243 Jahre alt ist die Königliche Porzellan-Manufaktur, ein Berliner Schmuckstück. Jetzt steht sie mal wieder vor dem Bankrott

Berlin - Es geht um Geld, wie immer in der Wirtschaft. Aber man kann auch mit der Liebe beginnen.

Berlin-Tiergarten, Königliche Porzellan-Manufaktur (KPM), eine Frau schnitzt an einem Henkel, ihr Handwerk erklärt sie so: „Ich stelle mir vor, ich streichle meinen Geliebten.“ Sie lacht laut: „Hier kannst du der liebe Gott sein, aber ohne Gefühl geht gar nichts.“

In einer Porzellanmanufaktur ist das richtige Gefühl für die Arbeit unentbehrlich, für das Gießen von Formen, das Drehen, Brennen, Bemalen. Es ist aber auch wichtig für das Verkaufen der Ware, für Tradition und Geschichte. Dieses Gefühl, nennen wir es das kaufmännische Gefühl, ist der KPM verloren gegangen. Das Unternehmen, der erste Gewerbebetrieb der Stadt, 243 Jahre alt, steckt mal wieder in einer existenziellen Krise. Allein mit Liebe ist sie nicht zu bewältigen. Vielleicht mit sehr viel Geld.

Aber bleiben wir noch einen Augenblick beim Gefühligen. Man kann Porzellan auch ertasten, da fängt man bei den Zutaten an: Kaolin ist wie Mehl, Feldspat und Quarz liegen wie Schnee auf der Hand. Weiß ist auch nicht Weiß beim Porzellan, und wer zweifelt, dem geben erfahrene Verkäuferinnen zwei Teller in die Hände, von zwei Manufakturen. Augen zu, man soll spüren, dass Weiß sanft sein kann wie Seide oder grob wie Holz. Und wer immer noch nicht begreift, dem öffnen die Experten die Augen und verraten, dass die KPM ein Geheimnis hat: den dünnen Scherben und den kühlen Glanz der Glasur. Über alle Zeit erhaben sei diese Mixtur: das ewige Kapital der KPM.

Nun aber Schluss mit der Verklärung. Der Ehrlichkeit halber muss man sagen, dass die KPM trotz des schönen Scheins in einer Dauerkrise steckt, Spötter meinen, seit Friedrich II. von Preußen 1763 die Manufaktur gekauft hat. Der Alte Fritz gab sein blaues Zepter als Markenzeichen und machte eine Ikone aus der KPM. Nur rentabel war sie nicht. Auch in der jüngeren Geschichte war der langjährige Staatsbetrieb meist defizitär. In den Neunzigern war immer wieder von roten Zahlen die Rede, Verluste summierten sich in Millionenhöhe, und innerhalb von 15 Jahren scheiterten neun Manager. Die KPM wurde, ähnlich wie die Bewag oder die BVG, viel zu lange Zeit als städtisches Versorgungsunternehmen missbraucht, sagen Kritiker. Marktorientierung hätte da nur gestört, und die Vision einer Berliner Marke, weltweit etabliert, war zu groß für politische Lokalpatrioten. Hat die KPM denn nicht das Zeug dazu?
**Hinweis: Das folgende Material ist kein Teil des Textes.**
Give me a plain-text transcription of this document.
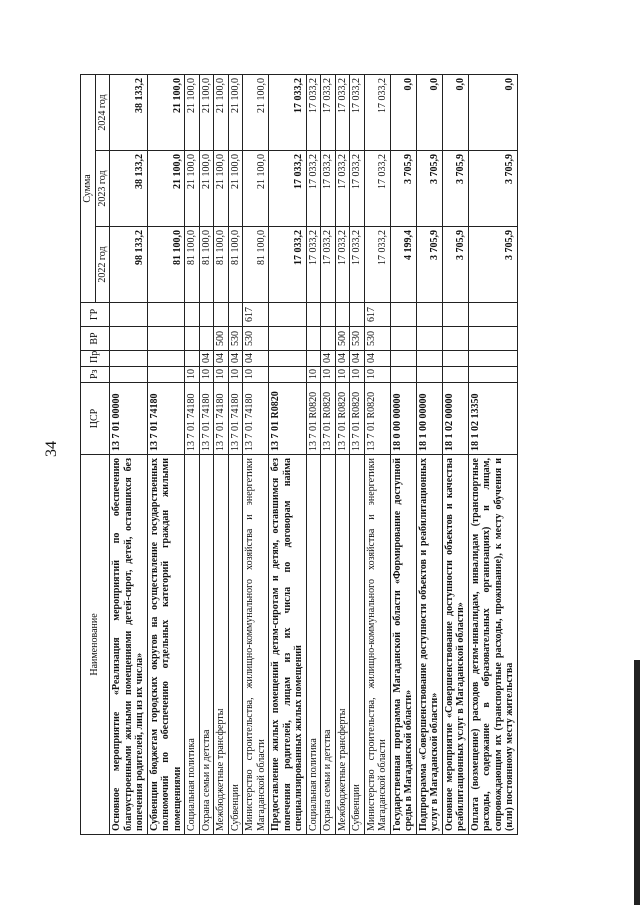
34
Наименование	ЦСР	Рз	Пр	ВР	ГР	Сумма		
						2022 год	2023 год	2024 год
Основное мероприятие «Реализация мероприятий по обеспечению благоустроенными жилыми помещениями детей-сирот, детей, оставшихся без попечения родителей, лиц из их числа»	13 7 01 00000					98 133,2	38 133,2	38 133,2
Субвенции бюджетам городских округов на осуществление государственных полномочий по обеспечению отдельных категорий граждан жилыми помещениями	13 7 01 74180					81 100,0	21 100,0	21 100,0
Социальная политика	13 7 01 74180	10				81 100,0	21 100,0	21 100,0
Охрана семьи и детства	13 7 01 74180	10	04			81 100,0	21 100,0	21 100,0
Межбюджетные трансферты	13 7 01 74180	10	04	500		81 100,0	21 100,0	21 100,0
Субвенции	13 7 01 74180	10	04	530		81 100,0	21 100,0	21 100,0
Министерство строительства, жилищно-коммунального хозяйства и энергетики Магаданской области	13 7 01 74180	10	04	530	617	81 100,0	21 100,0	21 100,0
Предоставление жилых помещений детям-сиротам и детям, оставшимся без попечения родителей, лицам из их числа по договорам найма специализированных жилых помещений	13 7 01 R0820					17 033,2	17 033,2	17 033,2
Социальная политика	13 7 01 R0820	10				17 033,2	17 033,2	17 033,2
Охрана семьи и детства	13 7 01 R0820	10	04			17 033,2	17 033,2	17 033,2
Межбюджетные трансферты	13 7 01 R0820	10	04	500		17 033,2	17 033,2	17 033,2
Субвенции	13 7 01 R0820	10	04	530		17 033,2	17 033,2	17 033,2
Министерство строительства, жилищно-коммунального хозяйства и энергетики Магаданской области	13 7 01 R0820	10	04	530	617	17 033,2	17 033,2	17 033,2
Государственная программа Магаданской области «Формирование доступной среды в Магаданской области»	18 0 00 00000					4 199,4	3 705,9	0,0
Подпрограмма «Совершенствование доступности объектов и реабилитационных услуг в Магаданской области»	18 1 00 00000					3 705,9	3 705,9	0,0
Основное мероприятие «Совершенствование доступности объектов и качества реабилитационных услуг в Магаданской области»	18 1 02 00000					3 705,9	3 705,9	0,0
Оплата (возмещение) расходов детям-инвалидам, инвалидам (транспортные расходы, содержание в образовательных организациях) и лицам, сопровождающим их (транспортные расходы, проживание), к месту обучения и (или) постоянному месту жительства	18 1 02 13350					3 705,9	3 705,9	0,0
Der Stolz lag unter dem Schutt unternehmerischer Inkompetenz begraben, als 2004, im Privatisierungsverfahren, ein Blaublütiger auftauchte. Wer hätte besser getaugt zum Retter als der Kaiser- Urenkel? Franz-Wilhelm Prinz von Preußen kaufte mit Hilfe der Allgemeinen Beamtenkasse für drei Millionen Euro die KPM. Was traumhaft erschien, endete als Albtraum: Die vom Prinzen eingesetzten Manager vergraulten die besten Kunden, noch heute glaubt ein ehemaliger Geschäftsführer an „kriminelle Machenschaften. Die wollten das Geschäft zerschlagen“.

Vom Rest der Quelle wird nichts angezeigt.